It is easy enough to get pregnant, but understanding when one is actually in labor is a bit difficult. Many factors can cause a primigravida, or first-time mother, or even a multiparous patient to be falsely alarmed. The following are some tips, tricks and advice to help through the final trimester of pregnancy.
First-Time Mothers Are Often Insecure
The confusion persists with the onset of “false alarm” Braxton-Hicks contractions, which can start as early as the fourth month, and although they’re normal, they can cause most mothers-to-be serious concerns.
Then there is the somewhat mesmerizing, highly-vascularized cervix that likes to do what is called a “bloody show,” which is leakage of premature blood and mucus, leading most women to race out and head to the hospital. This can happen quite close to birth, yet it is something that does not mean you should race to the hospital, although it does warrant evaluation.
True Labor Signs
Contractions must be regular and frequent. This means that if contractions are happening every two minutes, for at least one hour, you are in labor, and it is time to go to the hospital. If alone, use an app, or if in the company of others, have someone else keep track.
The Big Gush
The time comes when a woman feels as if she has to go to the bathroom, yet the pressure to go to the bathroom was not caused by urinary bladder operations, but by a rupture of membranes. This will be a big gush of fluid that feels a bit “slimy,” which is followed by a trickle, and it is at this time that a woman should be clear that her water has indeed broken and that it is time to go to the hospital.
High blood pressure can happen during pregnancy, yet there are some leading indicators that what was once just considered hypertension has now become pre-eclampsia. The common misunderstanding about pre-eclampsia is that it will occur close to delivery. This is almost never the case, and if you are pre-eclamptic, this will be established by your medical team well before your due date.
Pre-eclampsia is normally diagnosed before 20 weeks of gestation. Most of the time, bed rest and perhaps early hospitalization will be necessary, while some patients can manage it at home. Though there are differences in patients’ circumstances, management of the condition should all lead to creating a safe, healthy environment for the expecting mother. Pre-eclampsia can turn into eclampsia quite quickly, so all instructions from doctors need to be followed judiciously, without fail.

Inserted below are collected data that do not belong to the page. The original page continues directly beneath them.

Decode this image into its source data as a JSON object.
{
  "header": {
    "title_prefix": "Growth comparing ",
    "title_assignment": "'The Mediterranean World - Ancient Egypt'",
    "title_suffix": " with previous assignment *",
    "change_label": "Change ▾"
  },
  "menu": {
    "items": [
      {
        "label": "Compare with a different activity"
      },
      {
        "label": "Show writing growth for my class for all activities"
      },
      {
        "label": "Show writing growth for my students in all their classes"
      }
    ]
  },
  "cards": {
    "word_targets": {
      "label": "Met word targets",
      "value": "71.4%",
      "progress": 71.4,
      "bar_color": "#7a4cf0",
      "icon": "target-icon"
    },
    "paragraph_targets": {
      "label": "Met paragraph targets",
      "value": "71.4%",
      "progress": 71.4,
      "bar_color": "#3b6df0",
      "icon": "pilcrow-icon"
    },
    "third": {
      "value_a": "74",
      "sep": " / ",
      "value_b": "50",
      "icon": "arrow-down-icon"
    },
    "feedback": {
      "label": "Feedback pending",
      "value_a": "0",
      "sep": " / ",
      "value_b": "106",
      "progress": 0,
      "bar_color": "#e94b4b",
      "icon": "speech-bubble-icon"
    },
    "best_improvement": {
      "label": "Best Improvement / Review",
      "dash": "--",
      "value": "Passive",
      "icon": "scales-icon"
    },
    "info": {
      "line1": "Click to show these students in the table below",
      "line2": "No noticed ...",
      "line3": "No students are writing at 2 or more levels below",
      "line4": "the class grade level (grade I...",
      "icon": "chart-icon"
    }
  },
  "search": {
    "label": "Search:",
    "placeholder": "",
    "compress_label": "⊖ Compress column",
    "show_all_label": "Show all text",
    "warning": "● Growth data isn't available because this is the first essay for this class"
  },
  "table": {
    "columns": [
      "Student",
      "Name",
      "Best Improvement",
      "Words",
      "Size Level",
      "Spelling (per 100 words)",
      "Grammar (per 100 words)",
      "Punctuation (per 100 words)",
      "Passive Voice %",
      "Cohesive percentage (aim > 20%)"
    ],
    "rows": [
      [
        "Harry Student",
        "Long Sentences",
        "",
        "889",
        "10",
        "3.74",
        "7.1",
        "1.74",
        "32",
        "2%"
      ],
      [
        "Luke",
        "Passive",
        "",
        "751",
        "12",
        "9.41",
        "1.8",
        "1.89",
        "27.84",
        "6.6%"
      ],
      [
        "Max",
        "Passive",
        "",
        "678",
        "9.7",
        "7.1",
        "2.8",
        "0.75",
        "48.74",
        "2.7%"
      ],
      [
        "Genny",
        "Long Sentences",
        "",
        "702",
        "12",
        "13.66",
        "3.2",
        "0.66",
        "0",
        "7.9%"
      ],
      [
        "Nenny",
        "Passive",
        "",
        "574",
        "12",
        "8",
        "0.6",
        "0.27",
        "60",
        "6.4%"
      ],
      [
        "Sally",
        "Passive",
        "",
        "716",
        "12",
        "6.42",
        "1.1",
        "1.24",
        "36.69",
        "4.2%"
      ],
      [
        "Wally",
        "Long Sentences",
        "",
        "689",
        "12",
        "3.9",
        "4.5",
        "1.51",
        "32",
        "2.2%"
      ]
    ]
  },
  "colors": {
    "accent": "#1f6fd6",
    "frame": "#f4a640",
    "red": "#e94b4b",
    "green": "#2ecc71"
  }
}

Fewer-Than-Normal Fetal Movements
If there are fewer than 10 kicks per hour between 32 and 36 weeks, this should be a consideration, although babies have their own kicking patterns. The rule-of-thumb is 10 kicks within two hours, but it can vary. If there are fewer than 20 kicks over the course of four hours, when your baby is normally active, a call to the obstetric gynecologist should absolutely be your next step.
Throwing Up or Diarrhea
Concerns about dehydration during pregnancy carry with it a lot of woes, and not the least of which is throwing up and diarrhea. If you are having trouble with nausea beyond the first trimester, it should be evaluated by your doctor. Often, having small meals, eating something with carbohydrates before bed and having a few crackers upon rising should help with this. It is important, however, that dehydration, a byproduct of vomiting, be treated simply by consuming fluids. Sodium is the most abundant electrolyte in our bodies, so if not hypertensive, a little salt in eight ounces of water should help to retain fluid and ameliorate dehydration. For those who are hypertensive, consuming sodium-free liquids is the way to go.
Feeling Off and Like Something Is Wrong
This article has provided some points and guidelines when it comes to gauging your progress during pregnancy. That said, if you are feeling okay at home, by all means, you should stay there. If, however, you are just not feeling right, and you want to go to the hospital, then that is exactly what you should do. You have chosen to bring a life into this world, and it is absolutely imperative you trust yourself and acknowledge how you feel.
What is the worst that can happen? You arrive at the hospital, they evaluate you, they assuage your concerns and you go home. It is much, much better to be safe than sorry, so always be your own advocate.